Les circonstances de l'accident ne sont en outre pas clairement établies, comme l'atteste l'ordonnance de classement rendue par la préfecture de Lausanne le 20 juin 2011 qui conclut que "les dépositions contradictoires des parties et l'absence de témoin ne permettent pas de conclure à la responsabilité de la prévenue". Ainsi, sur le plan pénal, aucune infraction n'a été reprochée à la recourante.
Le problème d'équilibre rencontré par la recourante, et mentionné dans le rapport de police du 24 janvier 2011, n'est pas en soi un élément permettant d'engendrer des doutes sur sa capacité de conduire; il n'est en effet pas inhabituel d'être quelque peu choqué après un accident de la circulation, choc qui n'a d'ailleurs pas empêché la recourante de tenir des propos cohérents. A cet égard, et si l'autorité intimée avait dû avoir des doutes quant à l'état de santé de la recourante, elle aurait dû exiger un rapport médical et non ordonner une course de contrôle.

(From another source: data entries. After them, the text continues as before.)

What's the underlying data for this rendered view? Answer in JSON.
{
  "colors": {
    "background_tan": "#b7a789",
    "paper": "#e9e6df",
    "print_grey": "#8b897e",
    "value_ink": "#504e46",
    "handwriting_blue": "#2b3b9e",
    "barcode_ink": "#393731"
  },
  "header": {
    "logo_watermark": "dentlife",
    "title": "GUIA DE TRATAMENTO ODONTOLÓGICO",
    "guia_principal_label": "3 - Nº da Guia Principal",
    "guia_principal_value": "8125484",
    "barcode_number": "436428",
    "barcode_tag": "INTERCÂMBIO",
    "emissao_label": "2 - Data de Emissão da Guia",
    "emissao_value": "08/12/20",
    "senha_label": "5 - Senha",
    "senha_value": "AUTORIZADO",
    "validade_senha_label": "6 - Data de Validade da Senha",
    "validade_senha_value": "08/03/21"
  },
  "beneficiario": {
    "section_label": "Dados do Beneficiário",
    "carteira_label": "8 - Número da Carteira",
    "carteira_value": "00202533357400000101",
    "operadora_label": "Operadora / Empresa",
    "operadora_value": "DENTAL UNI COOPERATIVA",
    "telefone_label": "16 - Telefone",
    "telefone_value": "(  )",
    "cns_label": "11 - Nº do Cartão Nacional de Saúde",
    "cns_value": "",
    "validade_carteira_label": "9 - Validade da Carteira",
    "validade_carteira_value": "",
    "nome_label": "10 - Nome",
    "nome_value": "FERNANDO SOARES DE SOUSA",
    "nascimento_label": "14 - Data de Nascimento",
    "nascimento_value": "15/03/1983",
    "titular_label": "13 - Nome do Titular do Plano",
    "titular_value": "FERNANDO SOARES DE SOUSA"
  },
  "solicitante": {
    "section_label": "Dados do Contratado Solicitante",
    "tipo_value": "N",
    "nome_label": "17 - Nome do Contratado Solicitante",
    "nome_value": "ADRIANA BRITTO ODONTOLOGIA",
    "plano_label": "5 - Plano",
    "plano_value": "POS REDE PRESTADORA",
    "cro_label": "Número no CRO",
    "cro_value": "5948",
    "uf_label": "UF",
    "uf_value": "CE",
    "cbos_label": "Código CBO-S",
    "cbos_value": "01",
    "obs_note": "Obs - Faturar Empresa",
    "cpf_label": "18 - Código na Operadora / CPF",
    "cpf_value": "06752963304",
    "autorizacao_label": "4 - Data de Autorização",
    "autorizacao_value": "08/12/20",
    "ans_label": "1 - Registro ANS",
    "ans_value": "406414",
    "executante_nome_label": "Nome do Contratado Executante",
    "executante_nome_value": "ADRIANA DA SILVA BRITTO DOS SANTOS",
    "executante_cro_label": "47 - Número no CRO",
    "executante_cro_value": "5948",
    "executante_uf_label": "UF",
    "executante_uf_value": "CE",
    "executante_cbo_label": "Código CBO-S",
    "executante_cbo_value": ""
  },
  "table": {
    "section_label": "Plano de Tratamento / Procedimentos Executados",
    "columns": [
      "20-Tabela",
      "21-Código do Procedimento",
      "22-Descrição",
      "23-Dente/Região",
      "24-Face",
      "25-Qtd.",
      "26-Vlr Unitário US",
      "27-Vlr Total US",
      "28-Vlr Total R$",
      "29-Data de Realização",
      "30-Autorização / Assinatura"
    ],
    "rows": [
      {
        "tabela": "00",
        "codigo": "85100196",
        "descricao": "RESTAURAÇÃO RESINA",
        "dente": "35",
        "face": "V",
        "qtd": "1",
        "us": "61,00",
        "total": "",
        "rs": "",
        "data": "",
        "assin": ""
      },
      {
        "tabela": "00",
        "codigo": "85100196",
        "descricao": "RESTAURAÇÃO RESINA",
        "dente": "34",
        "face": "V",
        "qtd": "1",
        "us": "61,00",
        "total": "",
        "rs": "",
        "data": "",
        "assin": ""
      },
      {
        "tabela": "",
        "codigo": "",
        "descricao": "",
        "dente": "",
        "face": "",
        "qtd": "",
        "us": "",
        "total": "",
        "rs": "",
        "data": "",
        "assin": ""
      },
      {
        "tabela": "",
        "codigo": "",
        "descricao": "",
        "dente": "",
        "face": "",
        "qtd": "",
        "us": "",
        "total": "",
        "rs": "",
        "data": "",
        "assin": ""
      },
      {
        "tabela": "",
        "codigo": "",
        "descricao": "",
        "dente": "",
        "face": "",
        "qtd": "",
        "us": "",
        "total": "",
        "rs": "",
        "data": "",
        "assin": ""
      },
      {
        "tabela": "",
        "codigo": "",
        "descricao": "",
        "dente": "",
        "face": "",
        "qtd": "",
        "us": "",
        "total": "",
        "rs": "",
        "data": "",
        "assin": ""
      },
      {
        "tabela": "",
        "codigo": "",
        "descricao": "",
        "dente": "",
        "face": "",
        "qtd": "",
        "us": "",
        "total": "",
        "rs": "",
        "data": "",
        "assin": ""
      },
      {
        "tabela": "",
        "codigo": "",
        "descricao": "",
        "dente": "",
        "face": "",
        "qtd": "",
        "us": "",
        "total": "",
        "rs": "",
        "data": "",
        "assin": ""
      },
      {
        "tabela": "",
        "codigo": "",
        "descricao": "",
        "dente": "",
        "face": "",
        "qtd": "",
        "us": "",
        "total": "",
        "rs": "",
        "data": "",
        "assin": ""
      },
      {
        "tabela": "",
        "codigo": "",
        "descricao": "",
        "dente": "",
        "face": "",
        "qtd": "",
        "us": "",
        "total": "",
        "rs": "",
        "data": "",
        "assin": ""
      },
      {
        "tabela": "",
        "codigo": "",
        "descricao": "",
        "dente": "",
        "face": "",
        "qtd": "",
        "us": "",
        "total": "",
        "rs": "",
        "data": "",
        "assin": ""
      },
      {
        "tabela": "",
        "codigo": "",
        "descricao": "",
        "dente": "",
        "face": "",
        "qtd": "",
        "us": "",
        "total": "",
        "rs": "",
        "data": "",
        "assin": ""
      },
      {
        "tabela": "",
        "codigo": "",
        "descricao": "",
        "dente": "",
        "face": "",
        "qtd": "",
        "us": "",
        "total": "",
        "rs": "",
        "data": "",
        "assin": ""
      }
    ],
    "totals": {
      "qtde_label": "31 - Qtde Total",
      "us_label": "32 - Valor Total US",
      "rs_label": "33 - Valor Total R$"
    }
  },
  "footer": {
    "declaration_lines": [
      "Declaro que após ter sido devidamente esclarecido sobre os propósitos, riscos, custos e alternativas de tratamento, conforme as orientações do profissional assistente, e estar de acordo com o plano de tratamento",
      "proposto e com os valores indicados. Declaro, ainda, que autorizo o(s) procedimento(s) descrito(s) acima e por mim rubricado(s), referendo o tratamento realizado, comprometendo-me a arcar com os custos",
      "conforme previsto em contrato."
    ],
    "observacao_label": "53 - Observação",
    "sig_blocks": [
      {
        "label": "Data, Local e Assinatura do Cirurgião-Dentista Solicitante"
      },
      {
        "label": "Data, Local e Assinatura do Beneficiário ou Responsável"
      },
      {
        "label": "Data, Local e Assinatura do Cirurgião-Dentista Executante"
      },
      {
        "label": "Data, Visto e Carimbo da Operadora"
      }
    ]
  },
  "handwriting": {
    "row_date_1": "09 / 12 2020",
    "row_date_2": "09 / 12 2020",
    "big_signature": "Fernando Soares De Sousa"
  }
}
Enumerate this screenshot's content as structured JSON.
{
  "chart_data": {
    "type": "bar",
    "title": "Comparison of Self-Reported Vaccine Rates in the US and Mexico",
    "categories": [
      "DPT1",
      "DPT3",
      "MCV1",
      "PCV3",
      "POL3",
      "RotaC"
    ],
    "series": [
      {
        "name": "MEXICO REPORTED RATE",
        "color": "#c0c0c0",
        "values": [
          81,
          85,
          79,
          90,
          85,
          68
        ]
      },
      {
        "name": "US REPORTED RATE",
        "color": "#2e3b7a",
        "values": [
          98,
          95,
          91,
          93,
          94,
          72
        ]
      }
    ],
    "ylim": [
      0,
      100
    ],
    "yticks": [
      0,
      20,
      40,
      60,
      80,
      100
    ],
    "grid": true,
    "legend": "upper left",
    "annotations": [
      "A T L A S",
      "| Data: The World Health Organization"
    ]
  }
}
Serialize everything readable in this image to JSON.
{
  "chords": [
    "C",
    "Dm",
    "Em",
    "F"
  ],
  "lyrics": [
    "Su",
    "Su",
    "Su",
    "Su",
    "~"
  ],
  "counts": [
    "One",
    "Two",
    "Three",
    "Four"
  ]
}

Ainsi, le seul reproche que l'on peut adresser à la recourante est celui d'avoir circulé, sur une distance non définie, à cheval entre deux présélections. Au vu de la jurisprudence précitée, la faute commise par la recourante ne revêt pas une importance telle qu'elle permette, à elle seule, de mettre en doute son aptitude à conduire en toute sécurité. Partant, l'autorité intimée a abusé de son pouvoir d'appréciation et c'est à tort qu'elle a ordonné la mise en œuvre d'une course de contrôle.
4. Les considérants qui précèdent conduisent à l’admission du recours et à l’annulation de la décision entreprise. La recourante, qui obtient gain de cause avec le concours d’un mandataire professionnel, a droit à l’allocation de dépens, les frais étant laissés à la charge de l’Etat (art. 49 al. 1, 52 al. 1 et 55 al. 1 LPA-VD).
Par ces motifs
la Cour de droit administratif et public
du Tribunal cantonal
arrête:
I. Le recours est admis.
II. La décision du 16 mars 2011 du Service des automobiles et de la navigation est annulée.
III. L'arrêt est rendu sans frais.
IV. L'Etat de Vaud, par le Service des automobiles et de la navigation, versera à la recourante une indemnité de 800 (huit cents) francs à titre de dépens.
Lausanne, le 25 août 2011
Le président: La
greffière:
Le présent arrêt est communiqué aux destinataires de l'avis d'envoi ci-joint.
Il peut faire l'objet, dans les trente jours suivant sa notification, d'un recours au Tribunal fédéral. Le recours en matière de droit public s'exerce aux conditions des articles 82 ss de la loi du 17 juin 2005 sur le Tribunal fédéral (LTF - RS 173.110), le recours constitutionnel subsidiaire à celles des articles 113 ss LTF. Le mémoire de recours doit être rédigé dans une langue officielle, indiquer les conclusions, les motifs et les moyens de preuve, et être signé. Les motifs doivent exposer succinctement en quoi l’acte attaqué viole le droit. Les pièces invoquées comme moyens de preuve doivent être jointes au mémoire, pour autant qu’elles soient en mains de la partie; il en va de même de la décision attaquée.